Half of Trusts unprepared for 48 hour target
Senior staff ‘must engage’ with new work laws, say Royal Colleges
Thursday, 20 November 2008
Two Royal Colleges have reiterated their warnings today over clinicians being unprepared for the August 2009 deadline for the 48 hour working week.
In a joint survey carried out by the Royal College of Surgeons of England and the Royal College of Anaesthetists, over half of English Trusts said they were not meeting the target.
Seventy-four trusts were sent online questionnaires and 66 responded.

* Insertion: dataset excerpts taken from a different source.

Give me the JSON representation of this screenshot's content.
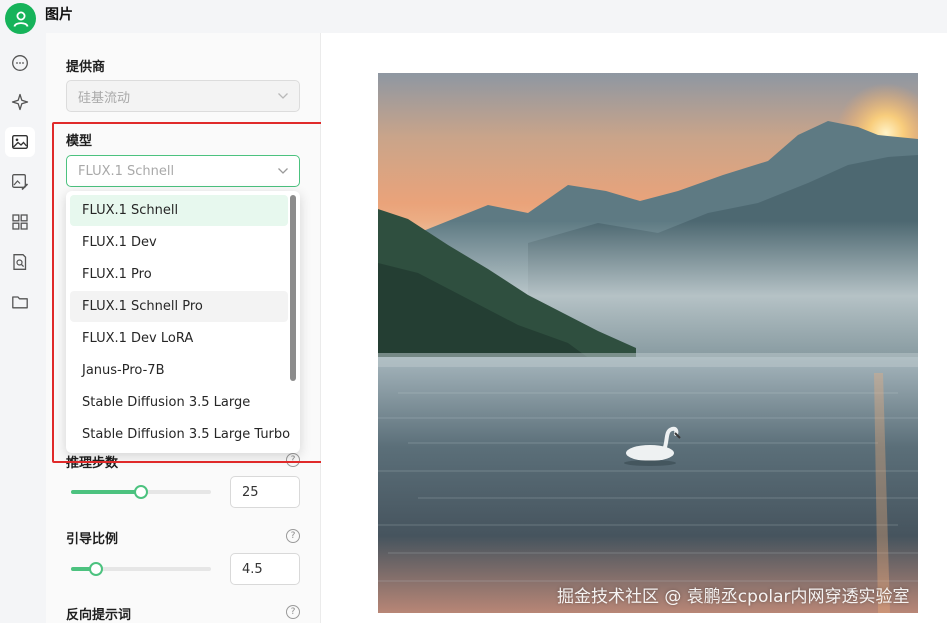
{
  "app": {
    "title": "图片"
  },
  "sidebar_icons": [
    "chat-bubble-icon",
    "sparkle-icon",
    "image-icon",
    "image-edit-icon",
    "grid-icon",
    "document-search-icon",
    "folder-icon"
  ],
  "settings": {
    "provider": {
      "label": "提供商",
      "value": "硅基流动"
    },
    "model": {
      "label": "模型",
      "placeholder": "FLUX.1 Schnell",
      "options": [
        "FLUX.1 Schnell",
        "FLUX.1 Dev",
        "FLUX.1 Pro",
        "FLUX.1 Schnell Pro",
        "FLUX.1 Dev LoRA",
        "Janus-Pro-7B",
        "Stable Diffusion 3.5 Large",
        "Stable Diffusion 3.5 Large Turbo"
      ],
      "selected": "FLUX.1 Schnell",
      "hovered": "FLUX.1 Schnell Pro"
    },
    "steps": {
      "label": "推理步数",
      "value": "25",
      "level": 0.5
    },
    "guidance": {
      "label": "引导比例",
      "value": "4.5",
      "level": 0.18
    },
    "negative_prompt": {
      "label": "反向提示词"
    },
    "help_glyph": "?"
  },
  "preview": {
    "watermark": "掘金技术社区 @ 袁鹏丞cpolar内网穿透实验室"
  },
  "colors": {
    "accent": "#4cc27f",
    "brand": "#16b35a",
    "annotation": "#e02a2a"
  }
}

Several trusts who reported compliance also took part in telephone interviews.
The two colleges are warning that patients’ safety and staff training are likely to suffer unless NHS bosses concentrate their efforts into ensuring the changes are smoothly carried through.
The WTD-Implications and Practical Suggestions to Achieve Compliance report found that just 49% of anaesthetic and 42% of surgical rotas from those supplied by Trusts (51 Trusts for anaesthesia and 39 for surgery) were within next year’s limit.

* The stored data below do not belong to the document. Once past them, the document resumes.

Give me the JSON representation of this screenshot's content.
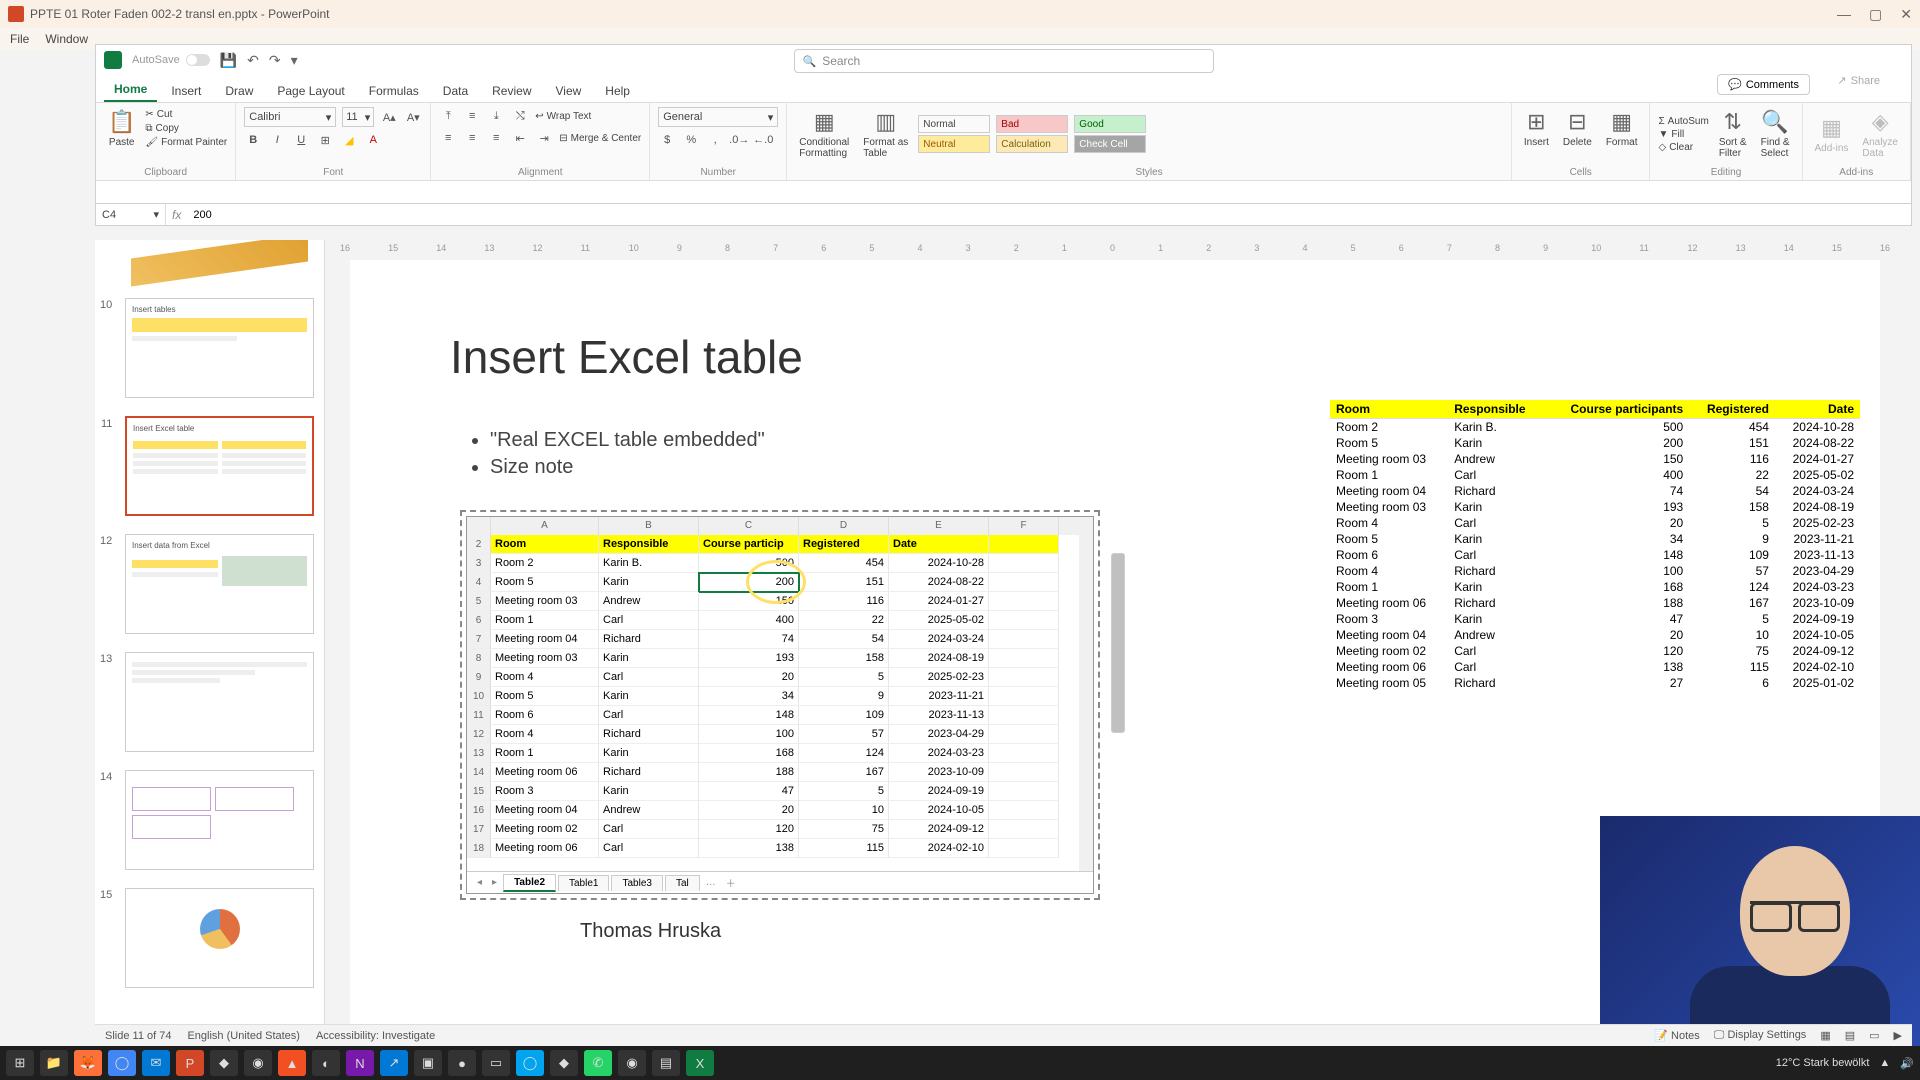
{
  "pp": {
    "title": "PPTE 01 Roter Faden 002-2 transl en.pptx - PowerPoint",
    "menu": [
      "File",
      "Window"
    ]
  },
  "xl": {
    "autosave": "AutoSave",
    "search_ph": "Search",
    "tabs": [
      "Home",
      "Insert",
      "Draw",
      "Page Layout",
      "Formulas",
      "Data",
      "Review",
      "View",
      "Help"
    ],
    "comments": "Comments",
    "share": "Share",
    "namebox": "C4",
    "formula": "200",
    "groups": {
      "clipboard": "Clipboard",
      "font": "Font",
      "alignment": "Alignment",
      "number": "Number",
      "styles": "Styles",
      "cells": "Cells",
      "editing": "Editing",
      "addins": "Add-ins"
    },
    "paste": "Paste",
    "cut": "Cut",
    "copy": "Copy",
    "fp": "Format Painter",
    "fontname": "Calibri",
    "fontsize": "11",
    "wrap": "Wrap Text",
    "merge": "Merge & Center",
    "numfmt": "General",
    "cf": "Conditional\nFormatting",
    "fat": "Format as\nTable",
    "sty_normal": "Normal",
    "sty_bad": "Bad",
    "sty_good": "Good",
    "sty_neutral": "Neutral",
    "sty_calc": "Calculation",
    "sty_check": "Check Cell",
    "insert": "Insert",
    "delete": "Delete",
    "format": "Format",
    "autosum": "AutoSum",
    "fill": "Fill",
    "clear": "Clear",
    "sortf": "Sort &\nFilter",
    "finds": "Find &\nSelect",
    "addins_btn": "Add-ins",
    "analyze": "Analyze\nData"
  },
  "thumbs": [
    {
      "n": "10",
      "title": "Insert tables"
    },
    {
      "n": "11",
      "title": "Insert Excel table"
    },
    {
      "n": "12",
      "title": "Insert data from Excel"
    },
    {
      "n": "13",
      "title": ""
    },
    {
      "n": "14",
      "title": ""
    },
    {
      "n": "15",
      "title": ""
    }
  ],
  "slide": {
    "title": "Insert Excel table",
    "b1": "\"Real EXCEL table embedded\"",
    "b2": "Size note",
    "author": "Thomas Hruska"
  },
  "embed": {
    "cols": [
      "A",
      "B",
      "C",
      "D",
      "E",
      "F"
    ],
    "hdr": {
      "A": "Room",
      "B": "Responsible",
      "C": "Course particip",
      "D": "Registered",
      "E": "Date"
    },
    "rows": [
      {
        "n": 3,
        "A": "Room 2",
        "B": "Karin B.",
        "C": "500",
        "D": "454",
        "E": "2024-10-28"
      },
      {
        "n": 4,
        "A": "Room 5",
        "B": "Karin",
        "C": "200",
        "D": "151",
        "E": "2024-08-22"
      },
      {
        "n": 5,
        "A": "Meeting room 03",
        "B": "Andrew",
        "C": "150",
        "D": "116",
        "E": "2024-01-27"
      },
      {
        "n": 6,
        "A": "Room 1",
        "B": "Carl",
        "C": "400",
        "D": "22",
        "E": "2025-05-02"
      },
      {
        "n": 7,
        "A": "Meeting room 04",
        "B": "Richard",
        "C": "74",
        "D": "54",
        "E": "2024-03-24"
      },
      {
        "n": 8,
        "A": "Meeting room 03",
        "B": "Karin",
        "C": "193",
        "D": "158",
        "E": "2024-08-19"
      },
      {
        "n": 9,
        "A": "Room 4",
        "B": "Carl",
        "C": "20",
        "D": "5",
        "E": "2025-02-23"
      },
      {
        "n": 10,
        "A": "Room 5",
        "B": "Karin",
        "C": "34",
        "D": "9",
        "E": "2023-11-21"
      },
      {
        "n": 11,
        "A": "Room 6",
        "B": "Carl",
        "C": "148",
        "D": "109",
        "E": "2023-11-13"
      },
      {
        "n": 12,
        "A": "Room 4",
        "B": "Richard",
        "C": "100",
        "D": "57",
        "E": "2023-04-29"
      },
      {
        "n": 13,
        "A": "Room 1",
        "B": "Karin",
        "C": "168",
        "D": "124",
        "E": "2024-03-23"
      },
      {
        "n": 14,
        "A": "Meeting room 06",
        "B": "Richard",
        "C": "188",
        "D": "167",
        "E": "2023-10-09"
      },
      {
        "n": 15,
        "A": "Room 3",
        "B": "Karin",
        "C": "47",
        "D": "5",
        "E": "2024-09-19"
      },
      {
        "n": 16,
        "A": "Meeting room 04",
        "B": "Andrew",
        "C": "20",
        "D": "10",
        "E": "2024-10-05"
      },
      {
        "n": 17,
        "A": "Meeting room 02",
        "B": "Carl",
        "C": "120",
        "D": "75",
        "E": "2024-09-12"
      },
      {
        "n": 18,
        "A": "Meeting room 06",
        "B": "Carl",
        "C": "138",
        "D": "115",
        "E": "2024-02-10"
      }
    ],
    "sheets": [
      "Table2",
      "Table1",
      "Table3",
      "Tal"
    ]
  },
  "rtable": {
    "hdr": [
      "Room",
      "Responsible",
      "Course participants",
      "Registered",
      "Date"
    ],
    "rows": [
      [
        "Room 2",
        "Karin B.",
        "500",
        "454",
        "2024-10-28"
      ],
      [
        "Room 5",
        "Karin",
        "200",
        "151",
        "2024-08-22"
      ],
      [
        "Meeting room 03",
        "Andrew",
        "150",
        "116",
        "2024-01-27"
      ],
      [
        "Room 1",
        "Carl",
        "400",
        "22",
        "2025-05-02"
      ],
      [
        "Meeting room 04",
        "Richard",
        "74",
        "54",
        "2024-03-24"
      ],
      [
        "Meeting room 03",
        "Karin",
        "193",
        "158",
        "2024-08-19"
      ],
      [
        "Room 4",
        "Carl",
        "20",
        "5",
        "2025-02-23"
      ],
      [
        "Room 5",
        "Karin",
        "34",
        "9",
        "2023-11-21"
      ],
      [
        "Room 6",
        "Carl",
        "148",
        "109",
        "2023-11-13"
      ],
      [
        "Room 4",
        "Richard",
        "100",
        "57",
        "2023-04-29"
      ],
      [
        "Room 1",
        "Karin",
        "168",
        "124",
        "2024-03-23"
      ],
      [
        "Meeting room 06",
        "Richard",
        "188",
        "167",
        "2023-10-09"
      ],
      [
        "Room 3",
        "Karin",
        "47",
        "5",
        "2024-09-19"
      ],
      [
        "Meeting room 04",
        "Andrew",
        "20",
        "10",
        "2024-10-05"
      ],
      [
        "Meeting room 02",
        "Carl",
        "120",
        "75",
        "2024-09-12"
      ],
      [
        "Meeting room 06",
        "Carl",
        "138",
        "115",
        "2024-02-10"
      ],
      [
        "Meeting room 05",
        "Richard",
        "27",
        "6",
        "2025-01-02"
      ]
    ]
  },
  "status": {
    "slide": "Slide 11 of 74",
    "lang": "English (United States)",
    "access": "Accessibility: Investigate",
    "notes": "Notes",
    "display": "Display Settings"
  },
  "taskbar": {
    "weather": "12°C  Stark bewölkt"
  },
  "ruler": [
    "16",
    "15",
    "14",
    "13",
    "12",
    "11",
    "10",
    "9",
    "8",
    "7",
    "6",
    "5",
    "4",
    "3",
    "2",
    "1",
    "0",
    "1",
    "2",
    "3",
    "4",
    "5",
    "6",
    "7",
    "8",
    "9",
    "10",
    "11",
    "12",
    "13",
    "14",
    "15",
    "16"
  ]
}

Of all responders, only 18% said all their surgery staff were meeting the target whilst just a third of anaesthetic staff were. Of those not meeting the deadline, less than 15% of Trusts report having a costed plan in place to meet it.
Those trusts that are ready say it has taken six to 12 months to plan and carry out the changes. "Where hospitals were compliant there was evidence of active engagement with senior management within a Working Time Directive planning group. This group worked best when it included a senior medical person, a senior manager from HR, a member of the finance team and a range of clinicians including trainees," the report notes.
None of these trusts had reported any adverse safety incidents involving patients since moving to the shorter working week.
The report contains best practice examples of how to comply.
"Compliance requires full engagement of senior management to provide a strong clinical governance lead, adequate resources and recognition of the value of maintaining standards of teaching," said Dr Anne Thornberry, WTD Council lead for the Royal College of Anaesthetists.